IDF Fall 2006: From Core 2 Quadro to 80 Cores

Four Processor Cores For Games!

Remedy is working on quad core support for games and the early demo was pretty impressive.

Games and multi-core processors were mentioned in almost every tech session that dealt with quad and multi-core CPUs. Game developer Remedy showed impressively how games can benefit from multi-core processors by sharing workloads across multiple processing units.

80 FPU Cores On A Chip For Teraflop Performance

Intel is experimenting with multi-core (80 cores) processors to hit teraflop performance on a single chip.

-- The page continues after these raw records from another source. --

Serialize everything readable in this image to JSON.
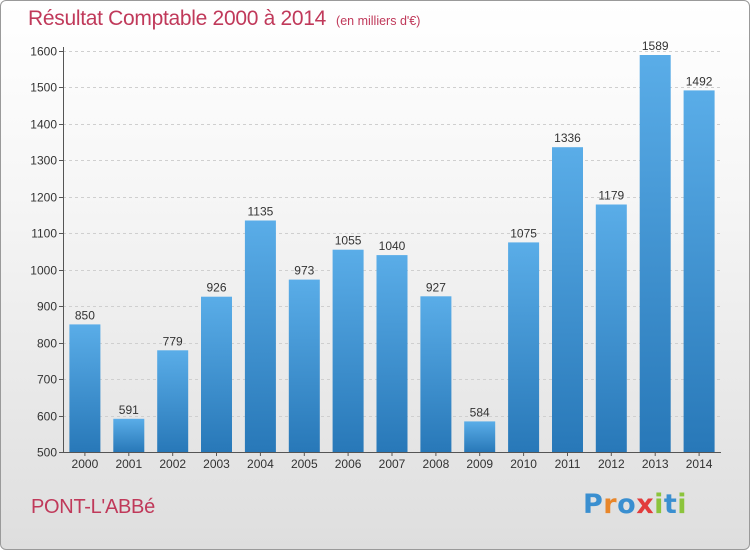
{
  "chart_data": {
    "type": "bar",
    "title": "Résultat Comptable 2000 à 2014",
    "unit_label": "(en milliers d'€)",
    "categories": [
      "2000",
      "2001",
      "2002",
      "2003",
      "2004",
      "2005",
      "2006",
      "2007",
      "2008",
      "2009",
      "2010",
      "2011",
      "2012",
      "2013",
      "2014"
    ],
    "values": [
      850,
      591,
      779,
      926,
      1135,
      973,
      1055,
      1040,
      927,
      584,
      1075,
      1336,
      1179,
      1589,
      1492
    ],
    "ylim": [
      500,
      1600
    ],
    "yticks": [
      500,
      600,
      700,
      800,
      900,
      1000,
      1100,
      1200,
      1300,
      1400,
      1500,
      1600
    ],
    "grid": true,
    "bar_color_top": "#5aade8",
    "bar_color_bottom": "#2878b8",
    "title_color": "#c0395a"
  },
  "commune": "PONT-L'ABBé",
  "brand": {
    "text": "Proxiti",
    "letter_colors": [
      "#3a8fd0",
      "#e8862a",
      "#3a8fd0",
      "#e23c3c",
      "#8cc43c",
      "#3a8fd0",
      "#8cc43c"
    ]
  }
}
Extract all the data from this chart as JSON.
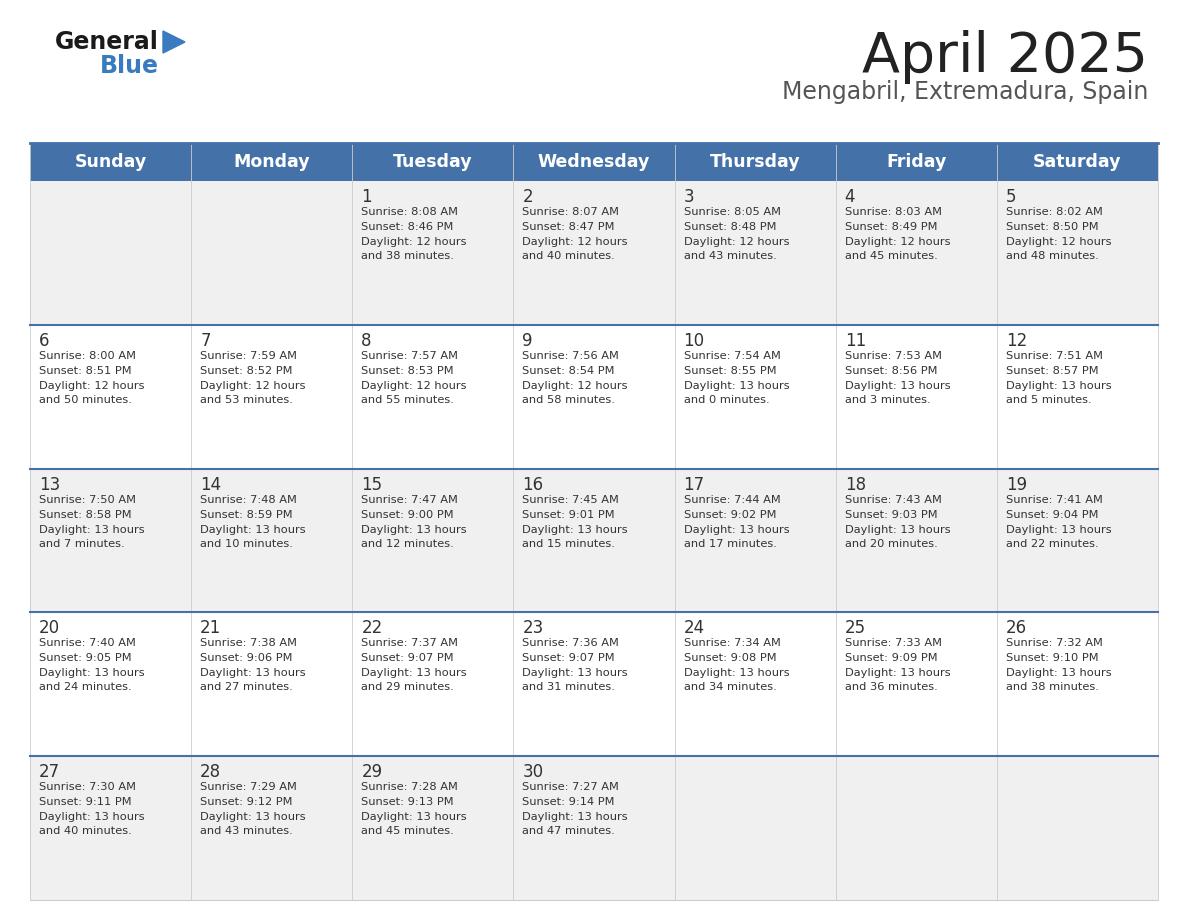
{
  "title": "April 2025",
  "subtitle": "Mengabril, Extremadura, Spain",
  "days_of_week": [
    "Sunday",
    "Monday",
    "Tuesday",
    "Wednesday",
    "Thursday",
    "Friday",
    "Saturday"
  ],
  "header_bg": "#4472a8",
  "header_text": "#ffffff",
  "row_bg_odd": "#f0f0f0",
  "row_bg_even": "#ffffff",
  "divider_color": "#4472a8",
  "text_color": "#333333",
  "title_color": "#222222",
  "subtitle_color": "#555555",
  "logo_general_color": "#1a1a1a",
  "logo_blue_color": "#3a7abf",
  "cell_border_color": "#cccccc",
  "weeks": [
    [
      {
        "day": "",
        "sunrise": "",
        "sunset": "",
        "daylight": ""
      },
      {
        "day": "",
        "sunrise": "",
        "sunset": "",
        "daylight": ""
      },
      {
        "day": "1",
        "sunrise": "Sunrise: 8:08 AM",
        "sunset": "Sunset: 8:46 PM",
        "daylight": "Daylight: 12 hours\nand 38 minutes."
      },
      {
        "day": "2",
        "sunrise": "Sunrise: 8:07 AM",
        "sunset": "Sunset: 8:47 PM",
        "daylight": "Daylight: 12 hours\nand 40 minutes."
      },
      {
        "day": "3",
        "sunrise": "Sunrise: 8:05 AM",
        "sunset": "Sunset: 8:48 PM",
        "daylight": "Daylight: 12 hours\nand 43 minutes."
      },
      {
        "day": "4",
        "sunrise": "Sunrise: 8:03 AM",
        "sunset": "Sunset: 8:49 PM",
        "daylight": "Daylight: 12 hours\nand 45 minutes."
      },
      {
        "day": "5",
        "sunrise": "Sunrise: 8:02 AM",
        "sunset": "Sunset: 8:50 PM",
        "daylight": "Daylight: 12 hours\nand 48 minutes."
      }
    ],
    [
      {
        "day": "6",
        "sunrise": "Sunrise: 8:00 AM",
        "sunset": "Sunset: 8:51 PM",
        "daylight": "Daylight: 12 hours\nand 50 minutes."
      },
      {
        "day": "7",
        "sunrise": "Sunrise: 7:59 AM",
        "sunset": "Sunset: 8:52 PM",
        "daylight": "Daylight: 12 hours\nand 53 minutes."
      },
      {
        "day": "8",
        "sunrise": "Sunrise: 7:57 AM",
        "sunset": "Sunset: 8:53 PM",
        "daylight": "Daylight: 12 hours\nand 55 minutes."
      },
      {
        "day": "9",
        "sunrise": "Sunrise: 7:56 AM",
        "sunset": "Sunset: 8:54 PM",
        "daylight": "Daylight: 12 hours\nand 58 minutes."
      },
      {
        "day": "10",
        "sunrise": "Sunrise: 7:54 AM",
        "sunset": "Sunset: 8:55 PM",
        "daylight": "Daylight: 13 hours\nand 0 minutes."
      },
      {
        "day": "11",
        "sunrise": "Sunrise: 7:53 AM",
        "sunset": "Sunset: 8:56 PM",
        "daylight": "Daylight: 13 hours\nand 3 minutes."
      },
      {
        "day": "12",
        "sunrise": "Sunrise: 7:51 AM",
        "sunset": "Sunset: 8:57 PM",
        "daylight": "Daylight: 13 hours\nand 5 minutes."
      }
    ],
    [
      {
        "day": "13",
        "sunrise": "Sunrise: 7:50 AM",
        "sunset": "Sunset: 8:58 PM",
        "daylight": "Daylight: 13 hours\nand 7 minutes."
      },
      {
        "day": "14",
        "sunrise": "Sunrise: 7:48 AM",
        "sunset": "Sunset: 8:59 PM",
        "daylight": "Daylight: 13 hours\nand 10 minutes."
      },
      {
        "day": "15",
        "sunrise": "Sunrise: 7:47 AM",
        "sunset": "Sunset: 9:00 PM",
        "daylight": "Daylight: 13 hours\nand 12 minutes."
      },
      {
        "day": "16",
        "sunrise": "Sunrise: 7:45 AM",
        "sunset": "Sunset: 9:01 PM",
        "daylight": "Daylight: 13 hours\nand 15 minutes."
      },
      {
        "day": "17",
        "sunrise": "Sunrise: 7:44 AM",
        "sunset": "Sunset: 9:02 PM",
        "daylight": "Daylight: 13 hours\nand 17 minutes."
      },
      {
        "day": "18",
        "sunrise": "Sunrise: 7:43 AM",
        "sunset": "Sunset: 9:03 PM",
        "daylight": "Daylight: 13 hours\nand 20 minutes."
      },
      {
        "day": "19",
        "sunrise": "Sunrise: 7:41 AM",
        "sunset": "Sunset: 9:04 PM",
        "daylight": "Daylight: 13 hours\nand 22 minutes."
      }
    ],
    [
      {
        "day": "20",
        "sunrise": "Sunrise: 7:40 AM",
        "sunset": "Sunset: 9:05 PM",
        "daylight": "Daylight: 13 hours\nand 24 minutes."
      },
      {
        "day": "21",
        "sunrise": "Sunrise: 7:38 AM",
        "sunset": "Sunset: 9:06 PM",
        "daylight": "Daylight: 13 hours\nand 27 minutes."
      },
      {
        "day": "22",
        "sunrise": "Sunrise: 7:37 AM",
        "sunset": "Sunset: 9:07 PM",
        "daylight": "Daylight: 13 hours\nand 29 minutes."
      },
      {
        "day": "23",
        "sunrise": "Sunrise: 7:36 AM",
        "sunset": "Sunset: 9:07 PM",
        "daylight": "Daylight: 13 hours\nand 31 minutes."
      },
      {
        "day": "24",
        "sunrise": "Sunrise: 7:34 AM",
        "sunset": "Sunset: 9:08 PM",
        "daylight": "Daylight: 13 hours\nand 34 minutes."
      },
      {
        "day": "25",
        "sunrise": "Sunrise: 7:33 AM",
        "sunset": "Sunset: 9:09 PM",
        "daylight": "Daylight: 13 hours\nand 36 minutes."
      },
      {
        "day": "26",
        "sunrise": "Sunrise: 7:32 AM",
        "sunset": "Sunset: 9:10 PM",
        "daylight": "Daylight: 13 hours\nand 38 minutes."
      }
    ],
    [
      {
        "day": "27",
        "sunrise": "Sunrise: 7:30 AM",
        "sunset": "Sunset: 9:11 PM",
        "daylight": "Daylight: 13 hours\nand 40 minutes."
      },
      {
        "day": "28",
        "sunrise": "Sunrise: 7:29 AM",
        "sunset": "Sunset: 9:12 PM",
        "daylight": "Daylight: 13 hours\nand 43 minutes."
      },
      {
        "day": "29",
        "sunrise": "Sunrise: 7:28 AM",
        "sunset": "Sunset: 9:13 PM",
        "daylight": "Daylight: 13 hours\nand 45 minutes."
      },
      {
        "day": "30",
        "sunrise": "Sunrise: 7:27 AM",
        "sunset": "Sunset: 9:14 PM",
        "daylight": "Daylight: 13 hours\nand 47 minutes."
      },
      {
        "day": "",
        "sunrise": "",
        "sunset": "",
        "daylight": ""
      },
      {
        "day": "",
        "sunrise": "",
        "sunset": "",
        "daylight": ""
      },
      {
        "day": "",
        "sunrise": "",
        "sunset": "",
        "daylight": ""
      }
    ]
  ]
}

This is not a drill, this is serious: Intel is in the process of developing multi-core processors that are capable of increasing floating-point performance into the spheres that are reached by computing clusters today. The projected performance of Intel's 80-core prototypes at the time it could become available is expected to hit one teraflop. At this point it's also interesting to note the floating point performance of a Pentium 4 processor: A 3 GHz model reaches 0.006 teraflops, which underlines the impressive capabilities of the 80-core prototype. We have to add that floating point performance is more important for scientific applications and number crunching than it is for desktop applications, but it might enable geologists to analyze drill test samples on their way home instead of processing it in expensive server farms.

The teraflop prototypes are large and rather sophisticated, but they host 80 FPU processing units on a single die.